Department of Organismic and Evolutionary Biology, Harvard University, 16 Divinity Ave., Cambridge, MA, 02138, USA.
Department of Biological Sciences, California State University Sacramento, 6000 J St., Sacramento, CA, 95819, USA.
Am J Bot. 2022 Sep;109(9):1360-1381. doi: 10.1002/ajb2.16046. Epub 2022 Sep 14.
Determining the developmental programs underlying morphological variation is key to elucidating the evolutionary processes that generated the stunning biodiversity of the angiosperms. Here, we characterized the developmental and transcriptional dynamics of the elaborate petal nectar spur of Aquilegia (columbine) in species with contrasting pollination syndromes and spur morphologies.
We collected petal epidermal cell number and length data across four Aquilegia species, two with short, curved nectar spurs of the bee-pollination syndrome and two with long, straight spurs of the hummingbird-pollination syndrome. We also performed RNA-seq on A. brevistyla (bee) and A. canadensis (hummingbird) distal and proximal spur compartments at multiple developmental stages. Finally, we intersected these data sets with a previous QTL mapping study on spur length and shape to identify new candidate loci.
The differential growth between the proximal and distal surfaces of curved spurs is primarily driven by differential cell division. However, independent transitions to straight spurs in the hummingbird syndrome have evolved by increasing differential cell elongation between spur surfaces. The RNA-seq data reveal these tissues to be transcriptionally distinct and point to auxin signaling as being involved with the differential cell elongation responsible for the evolution of straight spurs. We identify several promising candidate genes for future study.
Our study, taken together with previous work in Aquilegia, reveals the complexity of the developmental mechanisms underlying trait variation in this system. The framework we established here will lead to exciting future work examining candidate genes and processes involved in the rapid radiation of the genus.

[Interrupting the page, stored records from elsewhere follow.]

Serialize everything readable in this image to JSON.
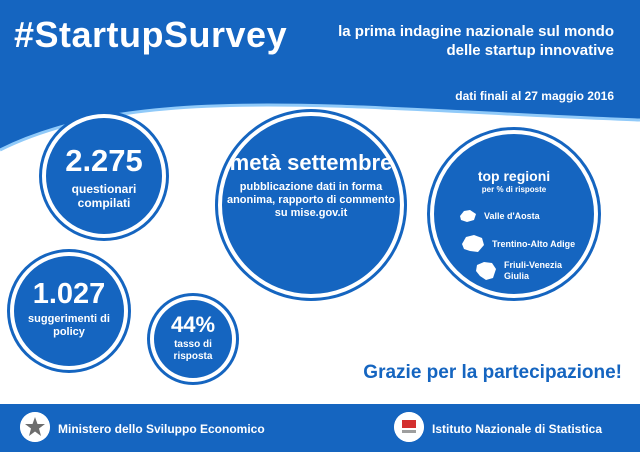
{
  "header": {
    "hashtag": "#StartupSurvey",
    "headline": "la prima indagine nazionale sul mondo delle startup innovative",
    "date_note": "dati finali al 27 maggio 2016"
  },
  "stats": {
    "questionari": {
      "value": "2.275",
      "label": "questionari compilati"
    },
    "suggerimenti": {
      "value": "1.027",
      "label": "suggerimenti di policy"
    },
    "tasso": {
      "value": "44%",
      "label": "tasso di risposta"
    },
    "pubblicazione": {
      "value": "metà settembre",
      "label": "pubblicazione dati in forma anonima, rapporto di commento su mise.gov.it"
    }
  },
  "regioni": {
    "title": "top regioni",
    "subtitle": "per % di risposte",
    "items": [
      "Valle d'Aosta",
      "Trentino-Alto Adige",
      "Friuli-Venezia Giulia"
    ]
  },
  "thanks": "Grazie per la partecipazione!",
  "footer": {
    "ministero": "Ministero dello Sviluppo Economico",
    "istat": "Istituto Nazionale di Statistica"
  },
  "colors": {
    "primary": "#1565c0",
    "background": "#ffffff"
  }
}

确定形态变异背后的发育程序是阐明产生被子植物惊人生物多样性的进化过程的关键。在这里,我们描述了具有不同授粉综合征和距状形态的 Aquilegia(耧斗菜属)中精致花瓣蜜腺距的发育和转录动态。
我们在四个 Aquilegia 物种中收集了花瓣表皮细胞数量和长度数据,其中两个具有蜜蜂授粉综合征的短而弯曲的蜜腺距,两个具有蜂鸟授粉综合征的长而直的距。我们还在多个发育阶段对 A. brevistyla(蜜蜂)和 A. canadensis(蜂鸟)远侧和近侧距进行了 RNA-seq。最后,我们将这些数据集与先前关于距长和形状的 QTL 映射研究进行了交叉,以鉴定新的候选基因座。
弯曲距的近端和远端表面之间的差异生长主要是由差异细胞分裂驱动的。然而,蜂鸟综合征中独立向直距的转变是通过增加距表面之间的差异细胞伸长来进化的。RNA-seq 数据表明这些组织在转录上是不同的,并指出生长素信号参与了导致直距进化的差异细胞伸长。我们确定了几个有前途的候选基因,以供进一步研究。
我们的研究与 Aquilegia 之前的工作一起,揭示了该系统中性状变异背后的发育机制的复杂性。我们在这里建立的框架将为未来研究涉及候选基因和过程的快速辐射的属提供令人兴奋的工作。